中深层稠油油藏化学辅助蒸汽驱三维物理模拟与应用

胜利油田稠油油藏由于埋深和边底水的影响，油藏压力无法降低到5 MPa以下再进行蒸汽驱，一般转驱压力为7 MPa。为进一步提高蒸汽驱的实施效果，利用室内实验研究了化学辅助驱方式进一步提高采收率。以胜利油田孤岛油田Ng5层位直井反九点井网为原型开展物理模拟研究。通过对比单纯蒸汽驱、化学辅助蒸汽驱等不同方式提高采收率的幅度，对泡沫剂、驱油剂不同注入方式进行对比分析，并确定现场实施方式。室内实验研究结果表明：采用“先调后驱”的化学辅助蒸汽驱方式，可以在蒸汽驱的基础上进一步提高采收率；高温驱油剂的主要作用是提高蒸汽前沿热水带洗油效率，高温泡沫的主要作用是调整蒸汽剖面，增加波及体积，提高热利用率。现场实际应用表明，化学辅助蒸汽驱是高压稠油油藏转蒸汽驱可行的开发方式。

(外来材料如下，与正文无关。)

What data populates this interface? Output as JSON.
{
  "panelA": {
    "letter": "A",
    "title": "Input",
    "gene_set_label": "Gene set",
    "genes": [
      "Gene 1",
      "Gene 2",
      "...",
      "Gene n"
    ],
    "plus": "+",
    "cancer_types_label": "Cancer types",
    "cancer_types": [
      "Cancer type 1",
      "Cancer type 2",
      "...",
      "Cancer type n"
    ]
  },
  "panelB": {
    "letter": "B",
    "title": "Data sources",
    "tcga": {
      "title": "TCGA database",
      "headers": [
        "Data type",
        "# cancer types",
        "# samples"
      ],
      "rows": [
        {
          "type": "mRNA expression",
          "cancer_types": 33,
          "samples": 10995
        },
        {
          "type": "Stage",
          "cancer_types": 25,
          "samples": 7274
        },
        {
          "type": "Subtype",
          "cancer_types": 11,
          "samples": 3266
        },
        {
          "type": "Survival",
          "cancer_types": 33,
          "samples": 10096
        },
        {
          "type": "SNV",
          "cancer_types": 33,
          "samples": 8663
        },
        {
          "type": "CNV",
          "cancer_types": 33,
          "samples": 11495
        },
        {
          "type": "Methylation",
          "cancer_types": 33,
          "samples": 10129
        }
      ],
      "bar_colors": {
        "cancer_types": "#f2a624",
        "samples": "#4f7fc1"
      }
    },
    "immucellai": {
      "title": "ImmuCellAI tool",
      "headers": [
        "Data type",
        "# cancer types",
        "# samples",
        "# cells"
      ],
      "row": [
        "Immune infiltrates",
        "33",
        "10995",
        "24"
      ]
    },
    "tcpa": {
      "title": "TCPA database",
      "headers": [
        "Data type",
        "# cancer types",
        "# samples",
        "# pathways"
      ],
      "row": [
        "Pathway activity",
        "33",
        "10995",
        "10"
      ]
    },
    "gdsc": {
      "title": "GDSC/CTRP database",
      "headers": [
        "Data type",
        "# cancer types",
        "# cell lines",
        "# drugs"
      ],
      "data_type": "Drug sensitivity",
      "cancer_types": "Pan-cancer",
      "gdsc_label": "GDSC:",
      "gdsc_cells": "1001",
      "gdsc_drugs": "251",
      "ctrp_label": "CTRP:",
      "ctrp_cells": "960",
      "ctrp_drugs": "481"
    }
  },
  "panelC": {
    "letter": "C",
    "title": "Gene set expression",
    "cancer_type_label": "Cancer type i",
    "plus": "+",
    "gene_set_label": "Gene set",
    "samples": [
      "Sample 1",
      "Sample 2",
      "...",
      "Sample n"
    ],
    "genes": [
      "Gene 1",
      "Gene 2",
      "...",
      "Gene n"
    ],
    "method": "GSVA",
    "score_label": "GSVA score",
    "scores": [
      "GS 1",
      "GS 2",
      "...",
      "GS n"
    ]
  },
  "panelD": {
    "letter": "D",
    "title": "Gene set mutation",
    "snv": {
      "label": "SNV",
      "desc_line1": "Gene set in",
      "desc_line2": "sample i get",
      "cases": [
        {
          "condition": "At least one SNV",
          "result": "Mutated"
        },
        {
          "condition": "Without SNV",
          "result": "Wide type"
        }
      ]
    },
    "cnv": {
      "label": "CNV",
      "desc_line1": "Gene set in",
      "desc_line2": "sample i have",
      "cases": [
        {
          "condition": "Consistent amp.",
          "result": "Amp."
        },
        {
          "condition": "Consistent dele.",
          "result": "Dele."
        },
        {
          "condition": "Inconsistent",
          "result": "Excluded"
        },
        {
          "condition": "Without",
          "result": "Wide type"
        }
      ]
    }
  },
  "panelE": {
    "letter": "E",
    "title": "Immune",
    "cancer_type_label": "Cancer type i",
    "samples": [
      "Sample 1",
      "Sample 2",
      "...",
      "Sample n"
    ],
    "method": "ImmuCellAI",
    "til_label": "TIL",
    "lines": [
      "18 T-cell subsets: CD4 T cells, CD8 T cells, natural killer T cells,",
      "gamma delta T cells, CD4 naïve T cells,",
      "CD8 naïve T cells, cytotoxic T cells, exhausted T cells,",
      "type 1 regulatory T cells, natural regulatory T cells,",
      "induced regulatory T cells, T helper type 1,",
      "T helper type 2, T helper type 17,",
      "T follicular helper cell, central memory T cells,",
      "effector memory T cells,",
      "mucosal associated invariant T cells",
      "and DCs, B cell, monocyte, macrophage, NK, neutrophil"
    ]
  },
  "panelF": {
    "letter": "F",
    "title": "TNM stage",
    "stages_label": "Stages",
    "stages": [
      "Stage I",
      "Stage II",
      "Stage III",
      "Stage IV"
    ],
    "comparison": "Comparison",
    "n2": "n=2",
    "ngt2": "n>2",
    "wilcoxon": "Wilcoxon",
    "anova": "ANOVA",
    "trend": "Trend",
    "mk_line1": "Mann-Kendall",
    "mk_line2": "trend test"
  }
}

Three-dimensional physical simulation and application of chemistry assistant steam flooding on middle and deep heavy oil reservoir

In Shengli oilfield, steam flooding is impossible to start under the pressure of 5 MPa and the displacement pressure is generally 7 MPa owing to the deep burial depth of heavy oil reservoirs and the impact of edge-bottom water. To further improve the performance of steam flooding, laboratory tests are carried out to increase the reservoir recovery using chemically-assisted flooding approach. A physical simulation study is performed by taking an inverted nine-spot pattern of vertical wells in the Ng5 layer of Gudao district, Shengli oilfield. The magnitude of enhanced oil recovery by simple and chemically-assisted steam flooding is compared for assessing different injection methods with foaming and displacing agents, further to determine the method for site implementation. Laboratory experimental data show that chemically-assisted flooding in the "first adjusting and then flooding" model can further improve oil recovery on the basis of steam flooding. High-temperature displacing agent mainly plays a role in improving the oil-washing efficiency of hot water at the steam frontier, whereas high-temperature foam mainly adjusts the steam profile, increases the swept volume, and improves the thermal efficiency. Field application demonstrates that chemically-assisted steam flooding is a feasible method for the development of high-pressure heavy oil reservoirs.